I used to know somebody who insisted that if you stopped whatever you were doing and really concentrated on listening beyond the sounds of the city you could hear the dead clearing their throats.

This was a long, long time ago, drugs were involved, and the person who believed this is now somewhere among the dead.

A number of years ago I was traveling west from Minnesota, headed for the Rocky Mountains. I was in a car with someone beloved to me, and at some point in perhaps eastern Montana we pulled off the road at a place where you could see the land rolling unbroken for what seemed a hundred miles in any direction. We had been traveling along a two-lane highway that saw very little traffic, and I seem to remember that we had gone something like an hour without seeing another vehicle. We had been keeping track.

As we were standing there surrounded by all that space and silence I mentioned to my traveling companion the story about listening intently and hearing the dead clear their throats.

"Out here you can sometimes hear the dead sing," she said. "It helps, of course, if it's a still day, and sunrise and dusk are the best times."

"Is this speculation?" I asked.

She shrugged, and then said, "I might know.

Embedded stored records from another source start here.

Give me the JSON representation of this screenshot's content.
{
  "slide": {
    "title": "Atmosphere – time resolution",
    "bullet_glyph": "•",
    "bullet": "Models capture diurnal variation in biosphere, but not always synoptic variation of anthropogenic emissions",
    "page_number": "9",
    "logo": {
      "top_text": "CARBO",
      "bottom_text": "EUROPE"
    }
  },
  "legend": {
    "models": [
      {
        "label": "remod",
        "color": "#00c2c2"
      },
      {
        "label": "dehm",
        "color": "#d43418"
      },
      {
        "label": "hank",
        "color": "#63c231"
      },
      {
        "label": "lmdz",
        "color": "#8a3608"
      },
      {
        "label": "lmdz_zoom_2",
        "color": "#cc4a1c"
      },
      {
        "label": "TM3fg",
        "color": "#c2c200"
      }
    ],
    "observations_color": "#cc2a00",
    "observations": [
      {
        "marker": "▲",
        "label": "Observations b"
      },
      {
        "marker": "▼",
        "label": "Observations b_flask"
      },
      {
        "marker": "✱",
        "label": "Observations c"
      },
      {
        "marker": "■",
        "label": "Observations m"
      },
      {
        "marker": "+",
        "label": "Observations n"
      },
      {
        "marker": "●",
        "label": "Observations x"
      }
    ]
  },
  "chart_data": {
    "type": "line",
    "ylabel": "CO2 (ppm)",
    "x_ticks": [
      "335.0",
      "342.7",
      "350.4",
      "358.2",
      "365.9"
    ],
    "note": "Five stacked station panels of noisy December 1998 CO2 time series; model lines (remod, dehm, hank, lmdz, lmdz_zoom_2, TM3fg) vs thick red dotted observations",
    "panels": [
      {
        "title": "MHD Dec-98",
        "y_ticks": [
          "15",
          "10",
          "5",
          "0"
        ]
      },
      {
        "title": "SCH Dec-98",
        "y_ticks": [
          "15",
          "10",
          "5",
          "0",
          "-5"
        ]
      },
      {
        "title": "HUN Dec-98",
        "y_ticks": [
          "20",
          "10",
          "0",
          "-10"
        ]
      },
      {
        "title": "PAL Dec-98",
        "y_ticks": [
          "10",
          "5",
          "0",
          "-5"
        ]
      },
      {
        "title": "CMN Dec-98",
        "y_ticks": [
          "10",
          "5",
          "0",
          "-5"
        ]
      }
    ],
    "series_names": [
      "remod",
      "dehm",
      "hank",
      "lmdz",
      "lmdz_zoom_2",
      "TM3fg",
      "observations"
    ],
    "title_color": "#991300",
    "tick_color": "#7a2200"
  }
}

I might have heard the dead sing."

We both stood there for a moment, listening.

"What do the dead sing?" I asked.

"Whatever they want," she said. "And whenever they want. They're so far away that you shouldn't necessarily expect to be able to make out what they're singing. There are so many of them, and it's not like you might think. There's not some giant chorus in heaven. No choir robes. There's no reason the dead should have to put up with direction of any kind anymore. I also don't believe the dead are bound to conventional human ideas regarding harmony, and even when a bunch of them are singing at once they most likely aren't singing the same song. I think they just sing all the songs they ever loved. I guess the best way to describe it is that it would be like hearing millions of transistor radios playing all at once, from far away across a big lake at dusk."

"Maybe they clear their throats in preparation for singing," I said. "Maybe that's what my old friend claimed he could hear."

"Maybe," she said.

"What about dogs?" I asked. "Do the dogs among the dead sing?"

"Of course," she said. "They're even easier to hear, if you've spent any time in this world tuned into a dog's heart. They sing nothing but 'Howdy! Howdy! Howdy!' and 'Yup! Yup! Yup!' and all sorts of variations of 'Hooray!'"

We listened some more, and then she nodded emphatically and said, "This is definitely the kind of place where you can hear the dead sing. Sometimes I imagine that they are singing the names of all those they ever loved and had to leave behind, and they're singing purely for the joy of remembering and translating those beloved names into music."

I said that I liked that idea. This woman wasn't by any stretch of the imagination a hippie, and was certainly not given to this sort of talk. That was probably why the experience was so memorable and kind of unnerving for me.

She said I should shut up more often and just listen. "Names are faces and voices, and faces and voices are memories, and all memories are music," she said. "I'm sure that's what the dead must believe, and what they give voice to when they sing. Someone might be singing your name at this very moment, your name and the names of all those you love in this world and have never properly regarded or celebrated as music. What if someone at perfect peace was out there somewhere singing, 'Bradley Dean, Bradley Dean, Bradley Dean'? Wouldn't you love to hear that? Or if they were just singing, 'Baby, baby, baby,' and you recognized their voice and knew they were singing about you? Wouldn't that be worth listening a long time for?"

Yes, I said, or certainly thought. Something like that would definitely be worth listening a long time for.